Chroniques Sénégalaises - Jeudi 4 janvier 2018

Mi-décembre, Carlos et Paige m’ont proposé d’accompagner leur compagnie de théâtre au Sénégal. Durant une semaine, j’ai ainsi couvert le projet « Hann : voices of a bay » et suivi la compagnie Kaddu Yaraax de Dakar dans son initiation au jeu masqué.


Je rejoins Paris en TER. Carlos et Paige m’hébergent pour la nuit. Mon avion est le lendemain matin tôt, le leur dans l’après-midi. Ils arriveront à Dakar dans la soirée, moi dans la nuit. Un membre de Kaddu Yaraax, la compagnie de théâtre qui nous accueille, viendra nous récupérer.

 
 

Gare Montparnasse, métro ligne 4, sortie Strasbourg - Saint-Denis. La grande Arche n’a pas bougé. Les rabatteurs de salons de coiffure alpaguent la chalande africaine. Le vendeur de marrons grillés ventile son braséro. La pluie glaciale a fait fuir pigeons et prostituées mais la rue est restée fidèle : les grands sacs bariolés aux devantures des bazars, les odeurs de restaurants indiens, grecs, kurdes… la circulation en sens unique, le crado des trottoirs, les supérettes, le vendeur de fruits et légumes. La porte à code est ouverte. Je préviens de mon arrivée et croise Carlos dans l’escalier. Nous nous embrassons : il s’en va rejoindre un vieil ami. Paige m’accueille et m’offre à déjeuner. Elle me raconte les nouvelles de l’École, le réveillon passé avec le petit-fils de CHAPLIN, leur mariage en Espagne et leurs vacances canadiennes en canoë. J’évoque mon travail à l’usine, ma difficulté à écrire, mon participation heureuse à un festival de performances à Marseille en septembre. À l’instant, j’aimerai prendre Paige en photo au milieu du petit salon envahi de plantes vertes.
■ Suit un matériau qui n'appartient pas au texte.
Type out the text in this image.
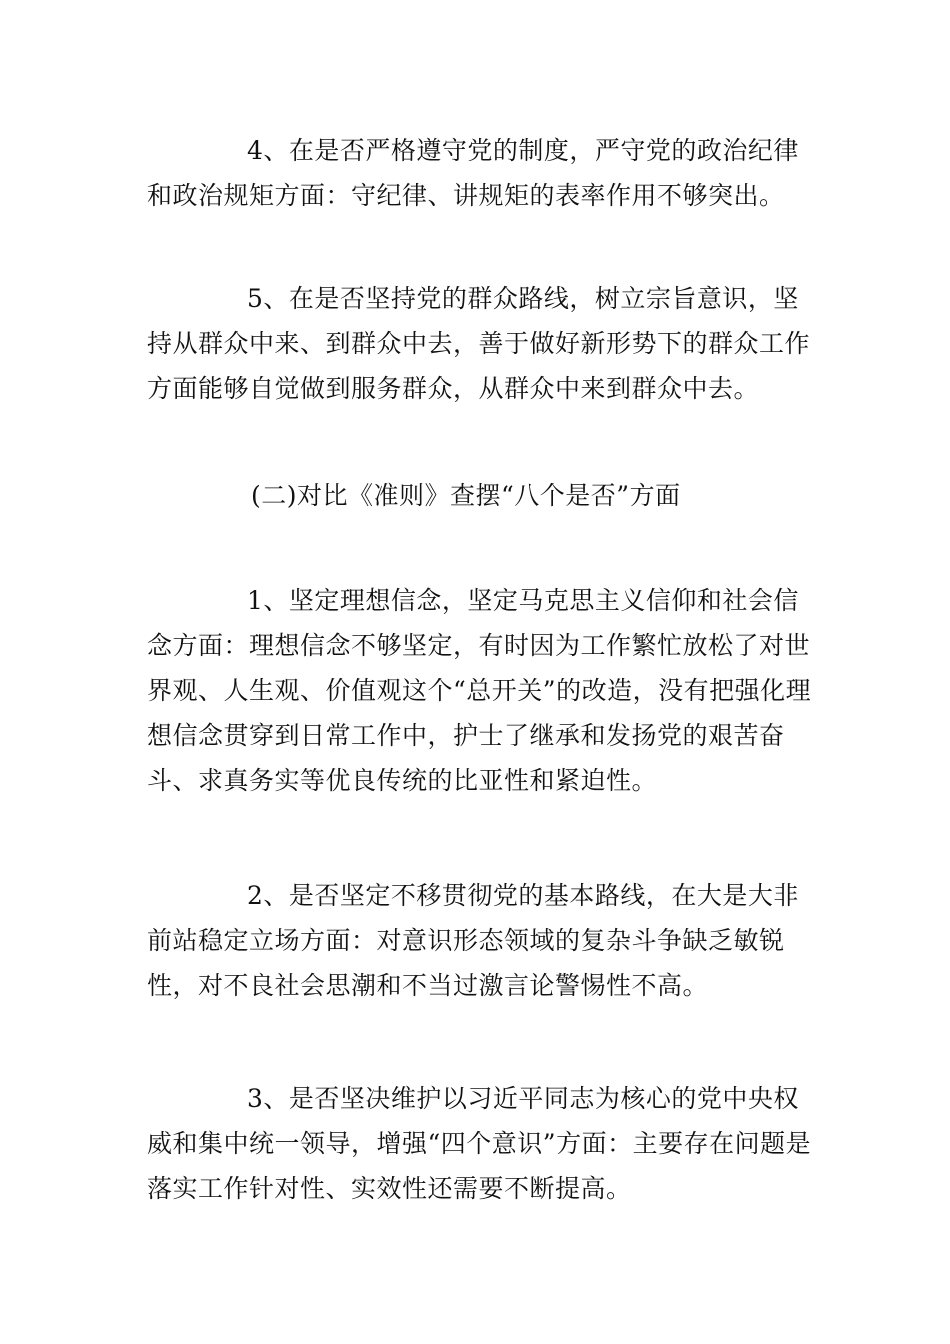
4、在是否严格遵守党的制度，严守党的政治纪律和政治规矩方面：守纪律、讲规矩的表率作用不够突出。

5、在是否坚持党的群众路线，树立宗旨意识，坚持从群众中来、到群众中去，善于做好新形势下的群众工作方面能够自觉做到服务群众，从群众中来到群众中去。

(二)对比《准则》查摆“八个是否”方面

1、坚定理想信念，坚定马克思主义信仰和社会信念方面：理想信念不够坚定，有时因为工作繁忙放松了对世界观、人生观、价值观这个“总开关”的改造，没有把强化理想信念贯穿到日常工作中，护士了继承和发扬党的艰苦奋斗、求真务实等优良传统的比亚性和紧迫性。

2、是否坚定不移贯彻党的基本路线，在大是大非前站稳定立场方面：对意识形态领域的复杂斗争缺乏敏锐性，对不良社会思潮和不当过激言论警惕性不高。

3、是否坚决维护以习近平同志为核心的党中央权威和集中统一领导，增强“四个意识”方面：主要存在问题是落实工作针对性、实效性还需要不断提高。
Une lumière pâle lui tombe sur le visage. Un canari volette entre le miroir du bureau et la cage près de la fenêtre. Le déjeuner fini, nous avons encore quelques affaires à préparer. Paige doit vider des disques durs externes. De mon côté, je dois acheter une moustiquaire avant de voir A, une amie vénézuélienne. A. m’attend au fastfood près de la bouche de métro. L’odeur de friture est désagréable mais l’accès au wifi y est gratuit. Après avoir tenté un premier bar assez glauque, nous nous replions chez Jeanette. Une bière pour A, un chocolat chaud pour moi. Ses lèvres portent un joli rouge et son accent m’enchante. J’avais oublié son regard. A. a intégré un atelier d’écriture. Souvenirs de l’année passée, lectures, méditations… il est déjà l’heure de nous séparer.

 

Carlos, Paige et moi sommes invités à dîner chez P. en compagnie de sa fille M., d’une amie médecin et de la fille de celle-ci. Situé un peu plus haut dans la rue, l’appartement est distingué. Un cabinet de curiosité moderne et élégant. Le dîner est sympathique. Nous parlons du voyage à venir, de Bretagne, des migrants de Calais ou de Grande-Synthe. Après le repas, M. nous montre ses carnets de croquis, mélanges de tissus, dessins, peintures et de quelques mots griffonnés. De retour à l’appartement, je vais prendre une douche dans « la scène de crime » où de grandes toiles en plastique sont scotchées aux murs façon police scientifique.